Türkiye bugün Samsun'dan Ankara'ya Mustafa Kemal Yürüyüşü düzenleyen Deniz Gezmiş ve arkadaşlarının önemini daha iyi anlamaktadır. 

1960 sonrası emperyalizmin askeri üstleriyle, süt tozlarıyla, sermayesiyle ülkemize girerek Lozan’la tescillenmiş bağımsızlığımızı ortadan kaldırma girişimlerine karşın güçlü bir antiemperyalist dalga yükselmişti. Mavi tulumlarıyla işçi sınıfı, emeğine, işine, aşına sahip çıkmak için sokaklara dökülmekte, gençlik eğitim hakkına, bilime ve ülkesine sahip çıkmaktaydı. Köylüler, efendinin üretenlerin olduğunu ürünlerini yok pahasına kapatıp efendilik taslayanlara derslerini vermeye başlamış, aydınlarımız aydın olmanın sorumluluğu ile kalemlerini halktan emekten yana kullanmaya başlamıştı.

İşçi, köylü, gençlik ve aydınlarımız emperyalizme karşı “Tam Bağımsız Türkiye” hedefinde kol kola girmişti. Emperyalizm ve işbirlikçilerinin korkulu rüyası gerçekleşmeye başlamıştı. İlan edilen sıkıyönetimler, medyada karalama ve iftiralar ve ardından 12 Mart faşist darbesi… Sıkıyönetim mahkemelerinde kararı emperyalist odaklarca önceden verilmiş yargılamalar ve idam cezası…

Sanıyorlardı ki bu üç fidan korkacak, özür dileyecek, af dileyecek. Sanıyorlardı ki bu üç devrimcinin idam sehpasında dizleri titreyecek. Ama titreyen cezaevinin duvarlarında yankılanan “Yaşasın Tam Bağımsız Türkiye!” sesini duyan cellatlar, idam kararını verenler oldu. İşbirlikçiler her gün uykularından bu sesle irkilerek uyandılar. 

Deniz Gezmiş ve arkadaşları “Tam Bağımsız Türkiye” inancını Mustafa Kemal Atatürk’ten, Cumhuriyet devriminden almışlardır. “Biz bağımsızlık istiyoruz dediğimiz zaman, tam bağımsızlık istediğimizi herkesin anlaması gerekir” diyen Mustafa Kemal Atatürk’ün yolundan gittiğini Deniz Gezmiş yargılaması sırasında da şu sözleriyle açıklamıştır: “ Bu memlekette Mustafa Kemal’e gerçekten sahip çıkanlar varsa onlar da bizleriz. 35 milyon metrekare vatan toprakları işgal altındayken, bizim milli bütünlüğü bozmakla suçlanmamız gülünçtür.”
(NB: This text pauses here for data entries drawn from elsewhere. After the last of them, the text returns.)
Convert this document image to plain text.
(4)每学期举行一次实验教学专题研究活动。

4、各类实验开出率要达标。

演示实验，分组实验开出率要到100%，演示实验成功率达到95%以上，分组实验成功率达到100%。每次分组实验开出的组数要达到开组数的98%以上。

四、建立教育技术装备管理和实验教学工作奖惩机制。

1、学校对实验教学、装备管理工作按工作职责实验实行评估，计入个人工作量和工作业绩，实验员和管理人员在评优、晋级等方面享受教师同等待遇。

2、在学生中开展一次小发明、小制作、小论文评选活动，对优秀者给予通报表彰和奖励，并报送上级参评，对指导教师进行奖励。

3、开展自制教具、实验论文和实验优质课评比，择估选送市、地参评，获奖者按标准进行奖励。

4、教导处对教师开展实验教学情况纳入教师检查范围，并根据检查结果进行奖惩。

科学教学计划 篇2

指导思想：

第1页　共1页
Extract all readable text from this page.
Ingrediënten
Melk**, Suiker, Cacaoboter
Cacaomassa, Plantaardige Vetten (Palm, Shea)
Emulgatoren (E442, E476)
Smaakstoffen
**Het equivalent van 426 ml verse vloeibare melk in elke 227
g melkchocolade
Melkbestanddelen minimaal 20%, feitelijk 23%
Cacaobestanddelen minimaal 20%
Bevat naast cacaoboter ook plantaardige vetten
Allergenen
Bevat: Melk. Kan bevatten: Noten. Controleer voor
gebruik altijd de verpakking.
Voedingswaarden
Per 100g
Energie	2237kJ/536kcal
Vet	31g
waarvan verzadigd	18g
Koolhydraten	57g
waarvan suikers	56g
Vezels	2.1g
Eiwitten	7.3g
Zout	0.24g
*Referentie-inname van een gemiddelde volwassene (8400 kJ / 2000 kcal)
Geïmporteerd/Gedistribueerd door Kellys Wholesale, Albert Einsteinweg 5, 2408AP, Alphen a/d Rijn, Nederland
Bugün “Laik Eğitim ve Emeğe Saygı” diyerek meydanlara çıkan eğitimcilere, özelleştirmeye karşı yürüyen işçilerimize, eğitim hakkı isteyen gençlerimize, taleplerini haykırmak isteyen halkımıza faşist yöntemlerle saldıranların korkusu, yeni Denizler’in artarak ortaya çıkması korkusudur.
Oysa Deniz Gezmiş, Yusuf Aslan ve Hüseyin İnan gencecik birer fidan iken, halkın daha özgür ve mutlu olacağı bir ülke hayalini kurdular ve bunun için haklarında idam kararı verildiğinde asla korkuya kapılmadılar. Çünkü onlar girdikleri yolun doğru olduğuna kesin olarak inanmışlardı. O yüzden Deniz Gezmiş mahkeme meydanında gür sesiyle, başı dik bunu haykırmıştı: “Yaptıklarımızın haklı olduğuna inanıyorum. Halen de bu inancı taşıyorum. Türkiye’nin bağımsızlığından başka bir şey istemedim ve bu sebeple Amerikan emperyalizmine ve işbirlikçilerine karşı mücadele verdik. Bundan dolayı ölümden korkmuyorum.”

O günden bugüne kadar geçen süre içinde, Deniz Gezmiş ve arkadaşları, unutulmak bir yana, onurlu bir kuşağın gurur duyulan isimleri haline geldiler. Çünkü Türkiye'nin bugün içinde bulunduğu durum ve bunun karşısındaki çaresizlik, bu sürece daha en başında direnen devrimci gençlik hareketini ve onun önderlerini daha da değerli kılmaktadır.
Denizlerin idamının ne anlama geldiği bugün Türkiye’de daha da anlam kazanıyor. Devrimci gençlik hareketinin o dönemde istediği: Emperyalistlerin tahakkümünden kurtulmuş, kendi halkının iradesiyle yönetilen bir Türkiye’dir. Yani “Tam Bağımsız ve Demokratik Türkiye”. Denizlerin idam kararıyla aslında idam fetvası verilen “Bağımsız Türkiye Özlemi”dir.

Eğitim-İş, 6 Mayıs 1972'de darağaçlarındaki son soluklarında bile “Tam bağımsız Türkiye” diye haykıran üç fidanın devrimci düşüncelerini ilk gün sıcaklığında yüreklerde, bilinçlerde ve  vicdanlarda yaşatmaya devam edecektir. Onların sevdası bizim sevdamızdır.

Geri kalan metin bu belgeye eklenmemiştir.